The Arcade Fire 'Funeral'

added 07 March 2005 at 16.33

The biggest buzz on the underground in the US last year, Canadian/expat Texan quintet The Arcade Fire have made an album that sounds like nothing else around yet is making a connection with a growing number of people.

Initially ‘Funeral’ may seem all over the place, but it has its own twisted musical template. French Canadian via Haiti and Texas, there’s some eastern European folk touches on ‘Neighbourhood #2 (Laika)’ while ‘Neighbourhood #3 (Power Out)’ with it’s rumbling bass, plinking xylophone and manic violins is ‘Technique’-era New Order meets the psych funk of Talking Heads circa ‘Slippery People’. Elswhere, the choral vocals, circular banged out guitar riff, drunken strings and industrial pace of ‘Wake Up’ recall Toronto's Broken Social Scene, before the song’s coda offers up its Motown n’ gospel refrain of “With my lightnin' bolts a glowin' I can see where I am goin' to be / when the reaper he reaches and touches my hand.” It’s the way they give a cohesion to all this that has seen ‘Funeral’ mentioned in the same breath as Neutral Milk Hotel’s hallowed ‘In An Aeroplane Over The Sea’, the almost childlike nature of their magpie approach to taking the shiny bits of disparate musical styles and weaving something that sounds so fresh and so singular.
 
Much has been made of the fact that prior to and during the recording of the album the band suffered the loss of several family members, attending nine funerals (hence the title). But it would be a mistake to assume this is some kind of elegiac concept album. Although the sense of and reference to loss is present it doesn’t pervade the album to the exclusion of all other emotions. If anything the unifying theme throughout the album is not loss, but the opposite: life, family and love. The connection between husband and wife front couple Win Butler and Régine Chessagne is clearly a strong one, it’s highly unlikely that 2005 will produce a better love song than the uplifting ‘Neighbourhood #1 (Tunnels)’. It’s hairs on the back of the neck time as the rising insanity of Win’s vocals tell of salvation through someone else “You change all the lead sleepin’ in my head to gold / and as the day grows dim, I hear you sing a golden hymn / the song I've been trying to sing"
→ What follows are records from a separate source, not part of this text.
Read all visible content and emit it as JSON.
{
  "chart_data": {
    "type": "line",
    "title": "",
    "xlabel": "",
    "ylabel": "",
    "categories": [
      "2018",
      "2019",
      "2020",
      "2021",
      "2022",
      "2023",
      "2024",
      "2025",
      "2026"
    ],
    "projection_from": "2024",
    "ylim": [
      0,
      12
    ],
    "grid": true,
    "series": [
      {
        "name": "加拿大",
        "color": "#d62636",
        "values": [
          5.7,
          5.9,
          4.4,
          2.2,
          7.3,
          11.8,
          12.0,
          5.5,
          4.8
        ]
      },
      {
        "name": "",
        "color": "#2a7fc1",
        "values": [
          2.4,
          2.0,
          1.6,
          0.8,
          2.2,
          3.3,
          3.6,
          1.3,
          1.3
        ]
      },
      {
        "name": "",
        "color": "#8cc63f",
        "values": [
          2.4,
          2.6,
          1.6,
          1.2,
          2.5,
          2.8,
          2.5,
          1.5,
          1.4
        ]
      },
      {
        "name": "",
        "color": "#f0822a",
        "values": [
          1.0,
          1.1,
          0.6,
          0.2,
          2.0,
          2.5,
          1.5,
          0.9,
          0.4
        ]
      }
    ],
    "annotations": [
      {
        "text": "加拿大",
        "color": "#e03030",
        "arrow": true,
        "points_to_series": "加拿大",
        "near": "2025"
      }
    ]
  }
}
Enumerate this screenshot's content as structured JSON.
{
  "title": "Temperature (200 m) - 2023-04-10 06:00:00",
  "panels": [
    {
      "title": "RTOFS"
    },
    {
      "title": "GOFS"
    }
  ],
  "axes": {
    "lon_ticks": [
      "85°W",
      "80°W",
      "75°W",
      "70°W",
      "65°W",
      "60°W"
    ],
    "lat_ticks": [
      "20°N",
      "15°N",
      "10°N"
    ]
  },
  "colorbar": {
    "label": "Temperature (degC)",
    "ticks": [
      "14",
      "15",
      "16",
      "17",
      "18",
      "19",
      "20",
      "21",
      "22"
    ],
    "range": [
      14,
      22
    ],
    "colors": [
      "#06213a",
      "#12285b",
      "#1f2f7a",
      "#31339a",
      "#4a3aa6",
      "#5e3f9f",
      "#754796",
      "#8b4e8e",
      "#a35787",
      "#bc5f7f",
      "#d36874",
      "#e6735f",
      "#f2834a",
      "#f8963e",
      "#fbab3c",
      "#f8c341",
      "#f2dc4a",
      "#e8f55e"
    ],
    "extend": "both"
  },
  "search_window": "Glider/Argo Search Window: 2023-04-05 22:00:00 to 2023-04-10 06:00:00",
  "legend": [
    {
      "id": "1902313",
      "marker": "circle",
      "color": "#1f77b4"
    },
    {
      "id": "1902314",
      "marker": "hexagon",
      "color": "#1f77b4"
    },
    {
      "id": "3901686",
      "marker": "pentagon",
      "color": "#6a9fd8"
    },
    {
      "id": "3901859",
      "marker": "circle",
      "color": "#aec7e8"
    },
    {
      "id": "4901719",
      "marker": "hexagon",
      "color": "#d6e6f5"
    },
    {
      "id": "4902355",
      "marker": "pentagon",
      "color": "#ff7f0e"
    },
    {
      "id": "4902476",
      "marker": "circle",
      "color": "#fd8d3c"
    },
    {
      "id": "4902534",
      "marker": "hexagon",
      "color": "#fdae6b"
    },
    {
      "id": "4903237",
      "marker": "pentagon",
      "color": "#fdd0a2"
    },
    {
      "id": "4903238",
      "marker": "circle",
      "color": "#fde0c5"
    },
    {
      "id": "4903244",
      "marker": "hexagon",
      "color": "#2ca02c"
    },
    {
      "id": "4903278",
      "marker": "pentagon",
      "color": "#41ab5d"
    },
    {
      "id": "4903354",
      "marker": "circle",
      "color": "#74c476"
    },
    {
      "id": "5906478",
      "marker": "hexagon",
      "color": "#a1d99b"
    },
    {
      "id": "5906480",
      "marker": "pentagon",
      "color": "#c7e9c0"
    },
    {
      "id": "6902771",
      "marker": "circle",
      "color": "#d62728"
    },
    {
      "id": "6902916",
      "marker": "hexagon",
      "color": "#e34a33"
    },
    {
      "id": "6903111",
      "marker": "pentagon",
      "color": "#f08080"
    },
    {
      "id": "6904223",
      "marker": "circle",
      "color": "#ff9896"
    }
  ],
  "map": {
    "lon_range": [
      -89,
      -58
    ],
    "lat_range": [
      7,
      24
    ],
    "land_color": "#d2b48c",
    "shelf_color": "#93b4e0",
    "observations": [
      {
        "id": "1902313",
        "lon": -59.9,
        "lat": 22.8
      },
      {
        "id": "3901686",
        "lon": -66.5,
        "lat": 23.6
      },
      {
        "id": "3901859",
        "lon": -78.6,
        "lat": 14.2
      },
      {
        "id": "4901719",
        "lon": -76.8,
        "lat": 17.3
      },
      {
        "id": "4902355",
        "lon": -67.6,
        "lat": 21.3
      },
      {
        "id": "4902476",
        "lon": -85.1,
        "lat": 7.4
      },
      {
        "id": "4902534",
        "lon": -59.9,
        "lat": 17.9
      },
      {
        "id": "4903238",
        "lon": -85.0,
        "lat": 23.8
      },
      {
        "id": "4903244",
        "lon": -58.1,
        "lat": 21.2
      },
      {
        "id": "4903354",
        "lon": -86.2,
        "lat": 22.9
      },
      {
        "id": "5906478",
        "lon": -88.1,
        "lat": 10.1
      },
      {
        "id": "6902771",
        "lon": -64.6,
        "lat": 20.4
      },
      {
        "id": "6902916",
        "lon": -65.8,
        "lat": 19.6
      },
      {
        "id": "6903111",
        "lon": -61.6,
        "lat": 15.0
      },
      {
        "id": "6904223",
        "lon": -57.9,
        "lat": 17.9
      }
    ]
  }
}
Great music comes in many guises, but 'Funeral' is all the more impressive for having come seemingly out of nowhere. An album that reveals more of its charms with each and every listen, it's also an album that has that magic quality of appealing to both chin scratching critics and real music fans alike. Buy it now.

Nick Peters

The Arcade Fire ‘Funeral’ (Rough Trade) Released February 28 2005.